The Projectionist is a lovely elegy for the glory days of film exhibition, one that 2020 has brought into surprising focus.
Since getting clean a few years ago, Abel Ferrara has been remarkably productive. Interspersed between more ambitious projects (such as this year’s Tomasso and the yet-to-be-released Siberia), Ferrara made time for this documentary portrait of Nick Nicolaou, a Cyprus-born immigrant who made his name (and what appears to be a good chunk of money) in the movie exhibition game in the rough-and-tumble Times Square of the ’70s. The Projectionist is a small film in the best sense of the word, intimate and engaging, as it documents gentrification and the corporatization of the movie theater business through the lens of one man’s lifelong journey with the movies.
Nick Nicolaou is a genial, surprisingly soft-spoken guy, a wistful look in his eye as he walks Ferrara through his early life in a quiet fishing village before making his way to the big city. In love with movie magic, Nicolaou starts out as an usher, gradually working his way up the ladder until he is eventually managing multiple locations and making cash deals to become a property owner. It’s a quintessential American immigrant story, and for his part, Ferrara stays largely offscreen, allowing Nicolaou to command the movie. Of course, Nicolaou’s oral history includes lots of stories of a pre-Guiliani New York, where one could still make a killing playing pornos, both gay and straight. To his credit, Nicolaou doesn’t talk down to the seedier side of the theater business; it’s all the same to him — movies as a communal way to bring people together — and he’s clear-eyed about the fact that less reputable product paid the bills and allowed him to play more artistic fare at his upscale locations.

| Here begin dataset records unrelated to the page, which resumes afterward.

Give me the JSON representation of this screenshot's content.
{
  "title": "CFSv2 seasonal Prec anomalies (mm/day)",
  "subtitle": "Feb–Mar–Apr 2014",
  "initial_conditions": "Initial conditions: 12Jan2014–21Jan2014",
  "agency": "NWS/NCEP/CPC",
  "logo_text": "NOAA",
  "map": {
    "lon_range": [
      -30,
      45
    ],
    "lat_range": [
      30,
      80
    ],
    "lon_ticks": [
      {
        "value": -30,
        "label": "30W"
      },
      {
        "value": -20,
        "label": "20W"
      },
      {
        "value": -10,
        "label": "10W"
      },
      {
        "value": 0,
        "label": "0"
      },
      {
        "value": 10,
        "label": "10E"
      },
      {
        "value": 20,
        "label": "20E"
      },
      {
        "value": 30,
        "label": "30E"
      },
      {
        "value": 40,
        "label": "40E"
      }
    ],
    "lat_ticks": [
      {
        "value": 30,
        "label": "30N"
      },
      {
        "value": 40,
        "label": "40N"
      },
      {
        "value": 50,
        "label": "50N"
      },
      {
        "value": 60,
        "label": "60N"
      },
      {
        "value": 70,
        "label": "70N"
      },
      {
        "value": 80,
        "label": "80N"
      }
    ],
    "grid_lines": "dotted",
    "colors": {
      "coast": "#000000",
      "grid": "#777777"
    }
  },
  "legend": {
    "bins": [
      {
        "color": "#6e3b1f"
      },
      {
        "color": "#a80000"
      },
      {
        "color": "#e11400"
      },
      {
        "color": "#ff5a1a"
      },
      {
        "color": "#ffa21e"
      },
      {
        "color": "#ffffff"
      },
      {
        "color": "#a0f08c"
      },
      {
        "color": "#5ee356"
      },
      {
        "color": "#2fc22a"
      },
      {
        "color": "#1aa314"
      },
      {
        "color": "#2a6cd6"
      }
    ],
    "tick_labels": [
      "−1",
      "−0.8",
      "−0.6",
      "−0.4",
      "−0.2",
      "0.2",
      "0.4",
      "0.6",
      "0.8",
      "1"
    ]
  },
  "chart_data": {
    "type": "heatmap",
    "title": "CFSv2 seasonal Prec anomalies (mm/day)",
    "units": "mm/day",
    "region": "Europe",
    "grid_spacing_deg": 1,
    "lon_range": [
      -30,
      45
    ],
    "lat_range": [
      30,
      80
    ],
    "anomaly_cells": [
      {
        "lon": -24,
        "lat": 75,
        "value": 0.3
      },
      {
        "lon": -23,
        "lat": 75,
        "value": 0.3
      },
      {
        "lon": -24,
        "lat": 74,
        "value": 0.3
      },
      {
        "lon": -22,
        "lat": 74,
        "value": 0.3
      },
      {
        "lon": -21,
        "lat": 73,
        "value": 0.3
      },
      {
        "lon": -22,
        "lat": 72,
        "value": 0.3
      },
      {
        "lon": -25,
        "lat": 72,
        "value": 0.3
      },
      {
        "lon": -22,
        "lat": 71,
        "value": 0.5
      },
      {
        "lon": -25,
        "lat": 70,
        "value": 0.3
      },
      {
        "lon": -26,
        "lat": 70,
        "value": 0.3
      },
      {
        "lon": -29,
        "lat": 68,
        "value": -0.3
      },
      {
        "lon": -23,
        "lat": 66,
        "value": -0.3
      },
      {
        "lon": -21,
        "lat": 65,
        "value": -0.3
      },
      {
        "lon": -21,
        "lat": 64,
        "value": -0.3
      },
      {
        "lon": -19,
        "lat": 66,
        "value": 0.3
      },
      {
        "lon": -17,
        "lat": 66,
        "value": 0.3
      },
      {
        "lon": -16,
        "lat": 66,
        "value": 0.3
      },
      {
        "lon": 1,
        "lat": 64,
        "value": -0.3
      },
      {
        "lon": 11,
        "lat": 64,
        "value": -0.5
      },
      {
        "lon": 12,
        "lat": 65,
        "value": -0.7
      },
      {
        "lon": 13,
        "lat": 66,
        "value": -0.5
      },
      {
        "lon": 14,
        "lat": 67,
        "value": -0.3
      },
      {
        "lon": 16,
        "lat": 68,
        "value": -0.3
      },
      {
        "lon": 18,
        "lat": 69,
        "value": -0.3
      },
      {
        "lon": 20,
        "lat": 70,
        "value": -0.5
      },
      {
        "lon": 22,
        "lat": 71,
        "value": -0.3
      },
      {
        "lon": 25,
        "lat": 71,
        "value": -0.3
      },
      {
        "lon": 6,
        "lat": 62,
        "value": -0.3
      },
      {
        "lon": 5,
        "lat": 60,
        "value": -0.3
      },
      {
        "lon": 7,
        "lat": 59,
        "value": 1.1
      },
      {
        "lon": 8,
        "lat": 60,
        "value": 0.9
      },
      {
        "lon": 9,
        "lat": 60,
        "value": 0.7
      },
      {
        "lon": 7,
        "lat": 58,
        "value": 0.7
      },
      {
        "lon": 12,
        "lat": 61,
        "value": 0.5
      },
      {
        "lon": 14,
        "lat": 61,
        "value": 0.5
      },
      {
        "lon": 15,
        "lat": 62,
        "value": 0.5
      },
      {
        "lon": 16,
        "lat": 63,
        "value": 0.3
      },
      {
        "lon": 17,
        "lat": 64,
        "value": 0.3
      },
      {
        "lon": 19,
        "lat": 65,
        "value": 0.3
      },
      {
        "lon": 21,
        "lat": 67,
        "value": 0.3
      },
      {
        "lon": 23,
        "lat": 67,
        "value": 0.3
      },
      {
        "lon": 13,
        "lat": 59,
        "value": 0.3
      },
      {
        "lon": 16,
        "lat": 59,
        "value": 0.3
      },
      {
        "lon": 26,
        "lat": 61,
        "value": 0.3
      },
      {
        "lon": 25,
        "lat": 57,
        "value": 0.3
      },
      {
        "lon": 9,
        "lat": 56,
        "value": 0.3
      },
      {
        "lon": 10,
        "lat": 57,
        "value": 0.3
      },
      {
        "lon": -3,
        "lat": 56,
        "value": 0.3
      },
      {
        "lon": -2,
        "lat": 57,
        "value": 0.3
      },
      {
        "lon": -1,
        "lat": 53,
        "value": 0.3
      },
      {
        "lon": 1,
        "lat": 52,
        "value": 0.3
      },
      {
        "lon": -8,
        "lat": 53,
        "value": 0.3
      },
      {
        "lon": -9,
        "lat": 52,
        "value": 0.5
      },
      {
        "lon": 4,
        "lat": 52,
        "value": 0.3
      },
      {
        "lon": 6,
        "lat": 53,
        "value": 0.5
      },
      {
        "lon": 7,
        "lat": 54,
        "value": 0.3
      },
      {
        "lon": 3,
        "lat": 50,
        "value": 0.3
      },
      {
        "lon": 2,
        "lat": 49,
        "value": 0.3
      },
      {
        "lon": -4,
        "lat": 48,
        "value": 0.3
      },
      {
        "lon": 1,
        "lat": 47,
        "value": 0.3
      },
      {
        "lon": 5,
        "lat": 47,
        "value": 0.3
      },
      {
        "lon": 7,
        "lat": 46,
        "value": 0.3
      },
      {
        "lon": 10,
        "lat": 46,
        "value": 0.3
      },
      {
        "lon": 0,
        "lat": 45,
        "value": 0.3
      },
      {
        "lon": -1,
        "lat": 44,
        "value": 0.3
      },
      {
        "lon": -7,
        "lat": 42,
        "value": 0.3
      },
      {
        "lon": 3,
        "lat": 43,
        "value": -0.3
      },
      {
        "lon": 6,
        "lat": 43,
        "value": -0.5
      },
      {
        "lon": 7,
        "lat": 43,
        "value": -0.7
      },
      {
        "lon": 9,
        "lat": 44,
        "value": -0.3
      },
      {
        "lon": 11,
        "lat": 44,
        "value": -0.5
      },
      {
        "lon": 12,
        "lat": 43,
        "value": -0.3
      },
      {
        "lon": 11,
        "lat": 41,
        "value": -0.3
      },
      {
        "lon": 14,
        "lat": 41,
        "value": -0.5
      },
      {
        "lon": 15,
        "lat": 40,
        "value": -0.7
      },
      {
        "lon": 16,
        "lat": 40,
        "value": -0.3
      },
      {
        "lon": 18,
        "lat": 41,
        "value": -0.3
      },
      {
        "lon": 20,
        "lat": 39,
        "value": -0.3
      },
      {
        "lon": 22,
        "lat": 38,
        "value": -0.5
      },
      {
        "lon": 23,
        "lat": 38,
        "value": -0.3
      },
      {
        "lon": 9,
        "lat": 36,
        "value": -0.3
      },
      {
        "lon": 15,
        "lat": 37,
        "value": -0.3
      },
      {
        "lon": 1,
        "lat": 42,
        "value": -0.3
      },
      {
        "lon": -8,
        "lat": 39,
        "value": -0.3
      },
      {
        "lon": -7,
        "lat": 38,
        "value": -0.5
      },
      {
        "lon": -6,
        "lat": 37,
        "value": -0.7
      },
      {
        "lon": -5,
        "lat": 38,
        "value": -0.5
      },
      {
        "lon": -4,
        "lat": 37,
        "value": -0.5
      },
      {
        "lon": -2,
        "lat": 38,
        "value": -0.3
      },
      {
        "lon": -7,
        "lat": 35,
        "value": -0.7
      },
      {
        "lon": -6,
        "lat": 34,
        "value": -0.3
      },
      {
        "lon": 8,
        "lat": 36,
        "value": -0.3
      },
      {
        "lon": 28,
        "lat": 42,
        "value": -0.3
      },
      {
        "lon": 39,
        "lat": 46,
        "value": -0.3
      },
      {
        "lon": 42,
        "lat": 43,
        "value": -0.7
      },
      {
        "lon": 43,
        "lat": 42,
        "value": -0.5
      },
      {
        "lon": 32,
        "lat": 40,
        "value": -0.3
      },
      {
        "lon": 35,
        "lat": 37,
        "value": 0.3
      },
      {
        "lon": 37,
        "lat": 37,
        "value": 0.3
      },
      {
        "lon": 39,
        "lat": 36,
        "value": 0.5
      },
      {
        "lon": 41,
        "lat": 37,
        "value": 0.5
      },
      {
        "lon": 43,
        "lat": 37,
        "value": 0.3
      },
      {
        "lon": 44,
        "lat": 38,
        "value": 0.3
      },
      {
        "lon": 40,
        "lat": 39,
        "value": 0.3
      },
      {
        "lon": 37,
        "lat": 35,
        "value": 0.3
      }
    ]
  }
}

Aesthetically speaking, a lot of The Projectionist is simple man-on-the-street stuff, along with straightforward talking-head interviews. But Ferrara mixes things up by occasionally cutting to brief clips of outré movies; there’s lots of vintage porn, scenes from Robert Downey Sr’s Putney Swope, Ken Russell’s The Devils, Taxi Driver, Blade Runner, Ferrara’s own The Driller Killer, and some assorted Pasolini, amongst others. Ferrara is savvy enough to recognize this documentary as a kind of auto-portrait of himself, as it parallels his own trajectory from the grindhouse (not for nothing was Ferrara’s first film a porno) to something approximating arthouse respectability. There’s some lovely archival footage here, even for non-native New Yorkers — bustling streets lined with theater marquees stretch as far as the eye can see, a golden age of film history. Of course, things inevitably change; Nicolaou details the arrival of the giant Cineplex Odeon, a Canadian company that swooped in and acquired copious amounts of real estate in a massive expansion that, for a time, made them one of the largest exhibitors in the world. Sitting in the office of one of the independent locations he still owns, Nicolaou laments how difficult it was, and still is, to book premium content while trying to keep prices low. Even porn stops being lucrative, as the advent of the VCR quickly dried up that revenue stream.

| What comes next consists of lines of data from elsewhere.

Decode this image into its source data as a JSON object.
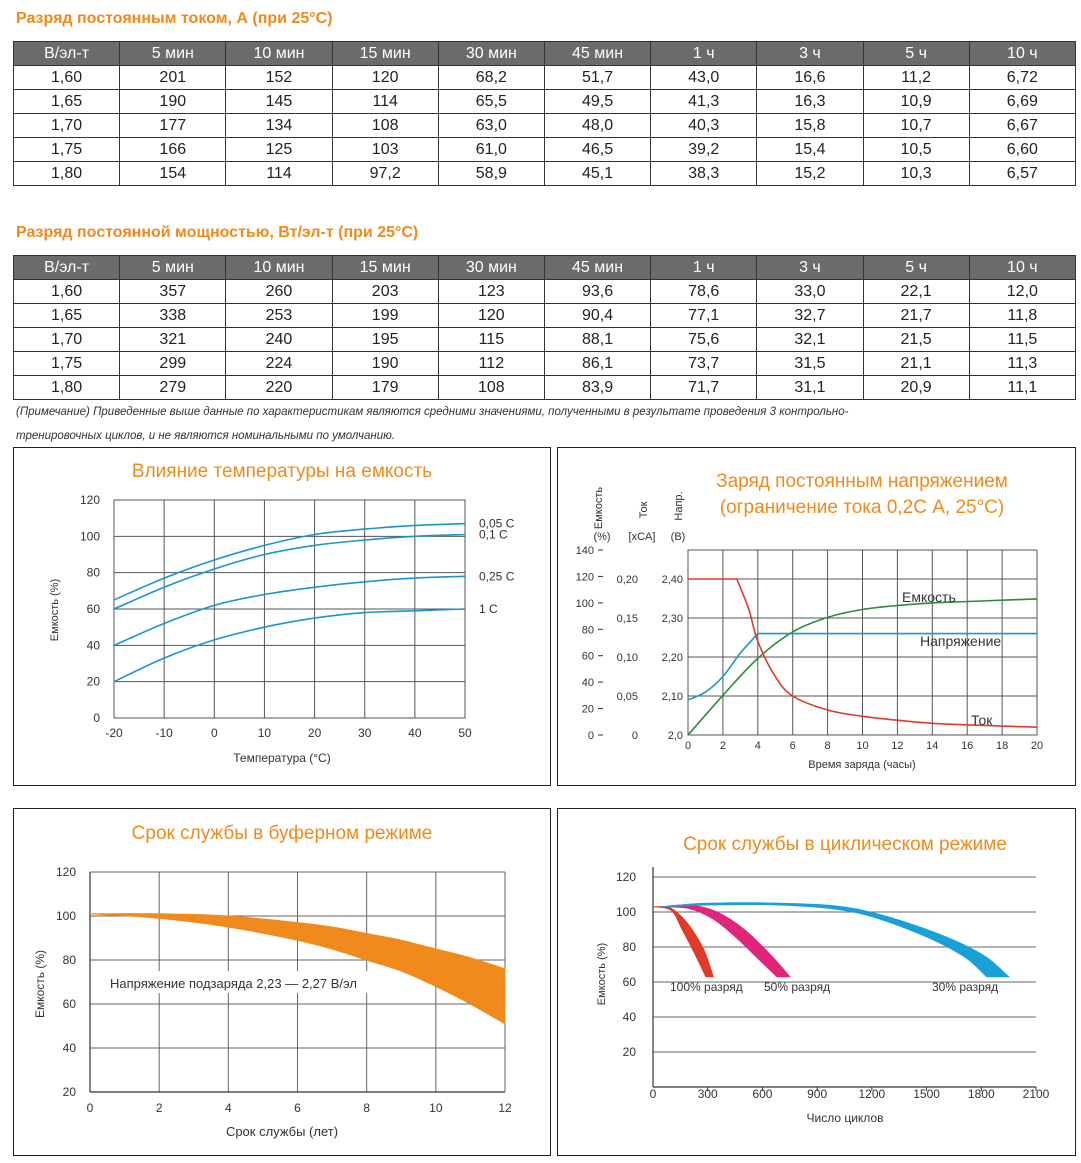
{
  "table1": {
    "title": "Разряд постоянным током, А (при 25°C)",
    "headers": [
      "В/эл-т",
      "5 мин",
      "10 мин",
      "15 мин",
      "30 мин",
      "45 мин",
      "1 ч",
      "3 ч",
      "5 ч",
      "10 ч"
    ],
    "rows": [
      [
        "1,60",
        "201",
        "152",
        "120",
        "68,2",
        "51,7",
        "43,0",
        "16,6",
        "11,2",
        "6,72"
      ],
      [
        "1,65",
        "190",
        "145",
        "114",
        "65,5",
        "49,5",
        "41,3",
        "16,3",
        "10,9",
        "6,69"
      ],
      [
        "1,70",
        "177",
        "134",
        "108",
        "63,0",
        "48,0",
        "40,3",
        "15,8",
        "10,7",
        "6,67"
      ],
      [
        "1,75",
        "166",
        "125",
        "103",
        "61,0",
        "46,5",
        "39,2",
        "15,4",
        "10,5",
        "6,60"
      ],
      [
        "1,80",
        "154",
        "114",
        "97,2",
        "58,9",
        "45,1",
        "38,3",
        "15,2",
        "10,3",
        "6,57"
      ]
    ]
  },
  "table2": {
    "title": "Разряд постоянной мощностью, Вт/эл-т (при 25°C)",
    "headers": [
      "В/эл-т",
      "5 мин",
      "10 мин",
      "15 мин",
      "30 мин",
      "45 мин",
      "1 ч",
      "3 ч",
      "5 ч",
      "10 ч"
    ],
    "rows": [
      [
        "1,60",
        "357",
        "260",
        "203",
        "123",
        "93,6",
        "78,6",
        "33,0",
        "22,1",
        "12,0"
      ],
      [
        "1,65",
        "338",
        "253",
        "199",
        "120",
        "90,4",
        "77,1",
        "32,7",
        "21,7",
        "11,8"
      ],
      [
        "1,70",
        "321",
        "240",
        "195",
        "115",
        "88,1",
        "75,6",
        "32,1",
        "21,5",
        "11,5"
      ],
      [
        "1,75",
        "299",
        "224",
        "190",
        "112",
        "86,1",
        "73,7",
        "31,5",
        "21,1",
        "11,3"
      ],
      [
        "1,80",
        "279",
        "220",
        "179",
        "108",
        "83,9",
        "71,7",
        "31,1",
        "20,9",
        "11,1"
      ]
    ]
  },
  "note": {
    "line1": "(Примечание) Приведенные выше данные по характеристикам являются средними значениями, полученными в результате проведения 3 контрольно-",
    "line2": "тренировочных циклов, и не являются номинальными по умолчанию."
  },
  "colors": {
    "orange": "#f08a1c",
    "blue": "#1a96c8",
    "green": "#2e8a3a",
    "red": "#e03a2a",
    "magenta": "#e0257a",
    "cyan": "#1aa0d8"
  },
  "chart_data": [
    {
      "type": "line",
      "title": "Влияние температуры на емкость",
      "xlabel": "Температура (°C)",
      "ylabel": "Емкость (%)",
      "x": [
        -20,
        -10,
        0,
        10,
        20,
        30,
        40,
        50
      ],
      "xticks": [
        "-20",
        "-10",
        "0",
        "10",
        "20",
        "30",
        "40",
        "50"
      ],
      "yticks": [
        "0",
        "20",
        "40",
        "60",
        "80",
        "100",
        "120"
      ],
      "xlim": [
        -20,
        50
      ],
      "ylim": [
        0,
        120
      ],
      "series": [
        {
          "name": "0,05 C",
          "values": [
            65,
            77,
            87,
            95,
            101,
            104,
            106,
            107
          ]
        },
        {
          "name": "0,1 C",
          "values": [
            60,
            72,
            82,
            90,
            95,
            98,
            100,
            101
          ]
        },
        {
          "name": "0,25 C",
          "values": [
            40,
            52,
            62,
            68,
            72,
            75,
            77,
            78
          ]
        },
        {
          "name": "1 C",
          "values": [
            20,
            33,
            43,
            50,
            55,
            58,
            59,
            60
          ]
        }
      ]
    },
    {
      "type": "line",
      "title": [
        "Заряд постоянным напряжением",
        "(ограничение тока 0,2С А, 25°C)"
      ],
      "xlabel": "Время заряда (часы)",
      "axis_headers": {
        "capacity": [
          "Емкость",
          "(%)"
        ],
        "current": [
          "Ток",
          "[xCA]"
        ],
        "voltage": [
          "Напр.",
          "(В)"
        ]
      },
      "x": [
        0,
        2,
        4,
        6,
        8,
        10,
        12,
        14,
        16,
        18,
        20
      ],
      "xticks": [
        "0",
        "2",
        "4",
        "6",
        "8",
        "10",
        "12",
        "14",
        "16",
        "18",
        "20"
      ],
      "capacity_ticks": [
        "0",
        "20",
        "40",
        "60",
        "80",
        "100",
        "120",
        "140"
      ],
      "current_ticks": [
        "0",
        "0,05",
        "0,10",
        "0,15",
        "0,20"
      ],
      "voltage_ticks": [
        "2,0",
        "2,10",
        "2,20",
        "2,30",
        "2,40"
      ],
      "series": [
        {
          "name": "Емкость",
          "axis": "capacity",
          "x": [
            0,
            2,
            4,
            6,
            8,
            10,
            12,
            14,
            16,
            18,
            20
          ],
          "values": [
            0,
            30,
            58,
            78,
            89,
            95,
            98,
            100,
            101,
            102,
            103
          ]
        },
        {
          "name": "Напряжение",
          "axis": "voltage",
          "x": [
            0,
            1,
            2,
            3,
            4,
            20
          ],
          "values": [
            2.09,
            2.11,
            2.15,
            2.21,
            2.26,
            2.26
          ]
        },
        {
          "name": "Ток",
          "axis": "current",
          "x": [
            0,
            2.8,
            3.5,
            4,
            5,
            6,
            8,
            10,
            12,
            14,
            16,
            20
          ],
          "values": [
            0.2,
            0.2,
            0.16,
            0.12,
            0.075,
            0.05,
            0.032,
            0.024,
            0.019,
            0.015,
            0.013,
            0.01
          ]
        }
      ]
    },
    {
      "type": "area",
      "title": "Срок службы в буферном режиме",
      "xlabel": "Срок службы (лет)",
      "ylabel": "Емкость (%)",
      "annotation": "Напряжение подзаряда 2,23 — 2,27 В/эл",
      "xticks": [
        "0",
        "2",
        "4",
        "6",
        "8",
        "10",
        "12"
      ],
      "yticks": [
        "20",
        "40",
        "60",
        "80",
        "100",
        "120"
      ],
      "xlim": [
        0,
        12
      ],
      "ylim": [
        20,
        120
      ],
      "band_x": [
        0,
        2,
        4,
        6,
        7,
        8,
        9,
        10,
        11,
        12
      ],
      "band_upper": [
        101,
        101,
        100,
        97,
        95,
        92,
        89,
        85,
        81,
        76
      ],
      "band_lower": [
        101,
        99,
        95,
        89,
        85,
        80,
        75,
        68,
        60,
        51
      ]
    },
    {
      "type": "area",
      "title": "Срок службы в циклическом режиме",
      "xlabel": "Число циклов",
      "ylabel": "Емкость (%)",
      "xticks": [
        "0",
        "300",
        "600",
        "900",
        "1200",
        "1500",
        "1800",
        "2100"
      ],
      "yticks": [
        "20",
        "40",
        "60",
        "80",
        "100",
        "120"
      ],
      "xlim": [
        0,
        2100
      ],
      "ylim": [
        0,
        120
      ],
      "series": [
        {
          "name": "100% разряд",
          "upper": [
            [
              0,
              103
            ],
            [
              100,
              102
            ],
            [
              200,
              92
            ],
            [
              280,
              78
            ],
            [
              330,
              63
            ]
          ],
          "lower": [
            [
              0,
              103
            ],
            [
              100,
              101
            ],
            [
              160,
              90
            ],
            [
              230,
              76
            ],
            [
              290,
              63
            ]
          ]
        },
        {
          "name": "50% разряд",
          "upper": [
            [
              50,
              103
            ],
            [
              200,
              104
            ],
            [
              350,
              100
            ],
            [
              500,
              90
            ],
            [
              650,
              75
            ],
            [
              750,
              63
            ]
          ],
          "lower": [
            [
              50,
              103
            ],
            [
              200,
              102
            ],
            [
              330,
              96
            ],
            [
              450,
              86
            ],
            [
              580,
              73
            ],
            [
              680,
              63
            ]
          ]
        },
        {
          "name": "30% разряд",
          "upper": [
            [
              50,
              103
            ],
            [
              300,
              105
            ],
            [
              700,
              105
            ],
            [
              1100,
              102
            ],
            [
              1500,
              90
            ],
            [
              1800,
              76
            ],
            [
              1950,
              63
            ]
          ],
          "lower": [
            [
              50,
              103
            ],
            [
              300,
              104
            ],
            [
              700,
              104
            ],
            [
              1100,
              100
            ],
            [
              1450,
              88
            ],
            [
              1700,
              75
            ],
            [
              1830,
              63
            ]
          ]
        }
      ]
    }
  ]
}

Ferrara opens The Projectionist with a glimpse of street performers dressed up like Iron Man and a Transformer, before lingering on a giant LED billboard for Blade Runner 2049, a succinct encapsulation of the corporate entities that rule over the modern-day cinematic landscape. Ferrara and Nicolaou tour the sites of long-vanished movie palaces, reminiscing about how long the lines would be. It’s a graveyard tour of sorts, a nostalgic elegy that is tempered by both regret and hard-won experience. Nicolaou made good on his dream; the tragedy, Ferrara seems to suggest, is that it’s all but impossible to follow those same footsteps now. Neither man could have anticipated their film opening in our current, pandemic-ravaged exhibition wasteland. As a majority of theaters remain closed and the giant chains announce mass layoffs in a bid for government bailouts, The Projectionist might wind up as a final, poetic obituary in more ways than one.